A consumer pulls records off a or more Kafka topic and processes the streams of records produced to them. You can see it as Kafka has publisher, topics and subscribers. It can partition topics and enable parallel consumption. Messages are replicated across the cluster to provide support for multiple subscribers and balances the consumers in case of failures.
In Kafka, messages are written to a topic that maintains this log (or multiple logs — one for each partition) from which subscribers can read and derive their representations of the data. In a simple way, you can think it is an “activity” log.
Main parts of Kafka system:
- Broker: Handles all requests from clients (produce, consume, and metadata) and keeps data replicated within the cluster. There can be one or more brokers in a cluster.
- Zookeeper: Keeps the state of the cluster (brokers, topics, users). (It is a system).

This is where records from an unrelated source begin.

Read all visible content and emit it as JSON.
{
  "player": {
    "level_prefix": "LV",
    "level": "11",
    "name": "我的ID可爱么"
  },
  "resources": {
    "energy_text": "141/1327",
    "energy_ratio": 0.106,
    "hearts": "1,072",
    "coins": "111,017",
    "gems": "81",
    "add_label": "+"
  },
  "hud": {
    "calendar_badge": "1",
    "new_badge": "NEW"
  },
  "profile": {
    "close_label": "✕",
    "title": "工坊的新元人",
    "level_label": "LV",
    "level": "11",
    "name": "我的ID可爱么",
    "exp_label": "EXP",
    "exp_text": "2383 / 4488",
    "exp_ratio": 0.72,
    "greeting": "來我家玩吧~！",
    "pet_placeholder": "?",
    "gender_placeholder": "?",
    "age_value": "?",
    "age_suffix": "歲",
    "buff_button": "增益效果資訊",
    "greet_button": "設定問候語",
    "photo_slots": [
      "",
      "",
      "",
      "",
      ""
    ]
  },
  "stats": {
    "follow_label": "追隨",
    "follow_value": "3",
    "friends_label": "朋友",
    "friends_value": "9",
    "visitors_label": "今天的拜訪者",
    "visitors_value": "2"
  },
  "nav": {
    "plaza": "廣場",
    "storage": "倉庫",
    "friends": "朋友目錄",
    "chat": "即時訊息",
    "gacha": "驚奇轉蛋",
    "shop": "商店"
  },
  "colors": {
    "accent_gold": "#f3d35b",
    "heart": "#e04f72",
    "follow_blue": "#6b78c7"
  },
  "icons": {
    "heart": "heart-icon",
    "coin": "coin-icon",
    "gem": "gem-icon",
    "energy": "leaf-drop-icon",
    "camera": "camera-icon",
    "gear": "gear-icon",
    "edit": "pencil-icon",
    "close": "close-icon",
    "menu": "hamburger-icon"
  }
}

- Producer: Sends records to a broker.
- Consumer: Consumes batches of records from the broker.
In my self-learning course, the instructor shared some use cases of using the Kafka:
- Messaging system
- Activity tracking
- Application logs gathering
- Streaming processes with Spark or Kafka Stream API.
- Decoupling system dependencies.
- Integration with Spark, Flink, Hadoop, Storm and other Big Data technologies.
With a proper configuration, Kafka able to ensure zero data loss. In this entry, I cover the fundamental of Apache Kafka, and some of the important keywords. These include producers, consumers, topics, brokers and Zookeeper. For now, I keep the explanation of Topics, Brokers and Zookeeper in another blog entry.